L’humanité contre la barbarie

Article publié par l’Initiative Communiste-Ouvrière :

L’actualité de ce premier quart de 21ème siècle n’est pas avare d’images, de chiffres ou de dépêches montrant toute la barbarie de ce monde. Barbarie de la guerre et du militarisme d’abord, que ce soit en Syrie, au Soudan, au Congo-Kinshasa, en Palestine, en Ukraine ou ailleurs, barbarie des bombardements du tyran Al-Assad ou des massacres commis par les fanatiques de Daesh ou d’Al-Qaïda, barbarie des exécutions sommaires en Iran, en Chine ou en Arabie Saoudite, barbarie de la misère privant hommes, femmes et enfants du minimum vital, barbarie de l’exploitation capitaliste et de ces dizaines et dizaines de morts, des mines de Soma en Turquie aux ateliers textile du Bangladesh, en passant par Tianjin, sans oublier, plus près de nous, les victimes de l’amiante et les salariés qui, à Lidl, chez Orange ou chez Dacia, préfèrent se suicider que de continuer à subir la pression des chefs et la dégradation des conditions de travail…

Chaque jour cette barbarie hurle la nécessité d’en finir avec ce vieux monde capitaliste, hurle la nécessité de la révolution et du communisme. Barbarie aussi, aux frontières de l’Europe, où des milliers de réfugiés, des milliers de femmes, d’hommes et d’enfants fuyant les guerres, la dictature et la misère, font face aux politiques xénophobes des Etats de l’Union Européenne. L’image du petit Aylan Kurdi, ce petit garçon syrien de trois ans retrouvé noyé sur une place de Turquie a fait le tour du monde et est le symbole de ces milliers d’anonymes originaires de Syrie, d’Afghanistan, d’Érythrée, du Congo, du Soudan, d’Ukraine, ou d’ailleurs qui risquent leurs vies pour chercher une vie plus sure en Europe.

Mais ces derniers jours ont montré également qu’il y a une lumière au bout du tunnel, un espoir pour sortir de cet âge barbare. Cet espoir ce sont ces milliers de gens ordinaires qui se sont portés volontaires pour apporter leur solidarité aux réfugiés. Dans les gares de Munich, de Francfort, de Hambourg, de Vienne, de Salzbourg,… les réfugiés sont accueillis avec des applaudissements, des banderoles « bienvenue », des boissons, des fruits, des bonbons, des couches, des habits chauds ou même des nounours. Même en Hongrie, malgré le régime autoritaire et raciste de Viktor Orban, des gens ordinaires ont témoigné de leur solidarité, comme ces travailleurs et travailleuses de la santé qui ont apporté les premiers soins à certaines familles. A Belgrade, Sarajevo et dans d’autres villes des Balkans, en Italie ou en Grèce, à Roubaix en Belgique et ailleurs en Europe, on voit des témoignages de solidarité avec les réfugiés. Des manifestations ont également eu lieu dans un certain nombre de villes d’Europe ou d’Amérique du Nord ces derniers jours, comme à Dresde, Vienne, Paris, Nantes, Toulouse, Montréal, Vancouver, Zurich, etc. pour dire « bienvenue aux réfugiés » et dénoncer les politiques xénophobes et inhumaines de fermeture des frontières. En France, contrairement à d’autres pays d’Europe, et malgré les premières manifestations, le mouvement doit encore se construire. Toutes ces manifestations de solidarité sont la meilleure réponse de la population et des gens ordinaires aux politiques inhumaines des gouvernements et aux partis et groupes racistes.

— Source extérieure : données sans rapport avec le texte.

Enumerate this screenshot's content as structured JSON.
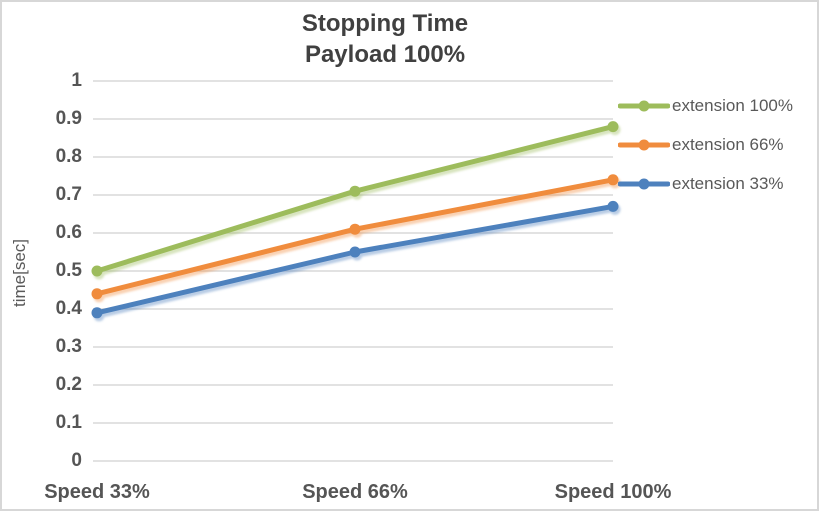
{
  "chart_data": {
    "type": "line",
    "title": "Stopping Time",
    "subtitle": "Payload 100%",
    "ylabel": "time[sec]",
    "xlabel": "",
    "categories": [
      "Speed 33%",
      "Speed 66%",
      "Speed 100%"
    ],
    "series": [
      {
        "name": "extension 100%",
        "color": "#9DBC5B",
        "values": [
          0.5,
          0.71,
          0.88
        ]
      },
      {
        "name": "extension 66%",
        "color": "#F08C3E",
        "values": [
          0.44,
          0.61,
          0.74
        ]
      },
      {
        "name": "extension 33%",
        "color": "#4E81BD",
        "values": [
          0.39,
          0.55,
          0.67
        ]
      }
    ],
    "ylim": [
      0,
      1
    ],
    "ytick_step": 0.1,
    "grid": true,
    "legend_position": "right",
    "marker": "circle"
  },
  "styles": {
    "background": "#FFFFFF",
    "border_color": "#D7D7D7",
    "gridline_color": "#D9D9D9",
    "title_color": "#404040",
    "tick_color": "#555555",
    "legend_text_color": "#595959"
  }
}
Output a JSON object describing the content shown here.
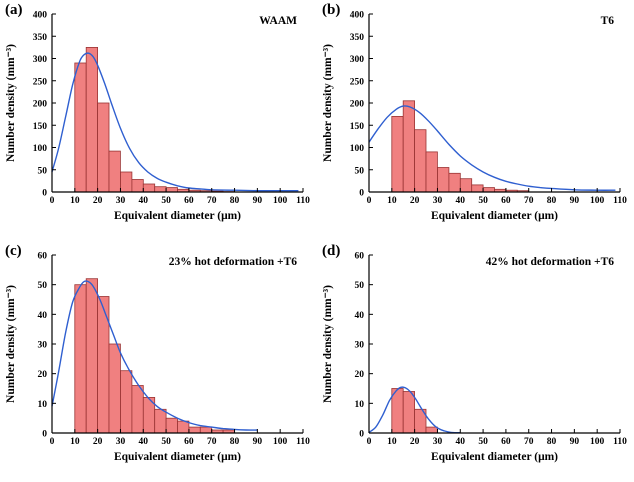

Ce mouvement doit être non seulement salué mais renforcé sur le long terme. Si, plus que jamais, la solidarité est nécessaire avec celles et ceux qui luttent, en Afrique, au Moyen-Orient et ailleurs, contre les régimes despotiques, corrompus et anti-ouvriers, l’urgence est à l’ouverture des frontières à celles et ceux qui fuient les guerres, les dictatures et la misère, ce qui signifie, une fois les frontières ouvertes, le droit au séjour pour toutes et tous. Nous devons refuser les politiques de tri entre « vrais » et « faux », « bons » et « mauvais » réfugiés. Personne ne quitte ses amis, ses proches et sa famille pour risquer la mort dans une embarcation de fortune sans avoir de bonnes raisons de fuir ! L’urgence aussi est d’offrir à toutes et à tous les moyens d’une vie digne et décente, un logement, de quoi se nourrir, un droit à l’éducation et à la protection pour les enfants, des soins, etc. Si cela va à l’encontre des politiques d’austérité des gouvernements, il faut être clair : les milliards d’euros de profits qu’ont fait ces dernières années les grands actionnaires et patrons d’Europe permettent largement d’assurer ces droits à tous et toutes, quelques soient nos origines ou notre nationalité. L’égalité implique également les pleins droits de citoyenneté à tous les réfugiés et immigrés.

Une fois encore, bienvenue aux réfugiés ! Bravo à toutes celles et à tous ceux qui participent au formidable élan de solidarité ! Renforçons la pression contre les politiques xénophobes inhumaines des Etats de l’Union Européenne ! Et toutes et tous ensemble, quelque soient nos origines, où que nous soyons nés sur cette terre, menons la lutte pour que les formidables richesses dont disposent l’humanité profitent à toutes et tous, pour l’égalité et la liberté, pour un monde meilleur, pour l’humanité contre la barbarie !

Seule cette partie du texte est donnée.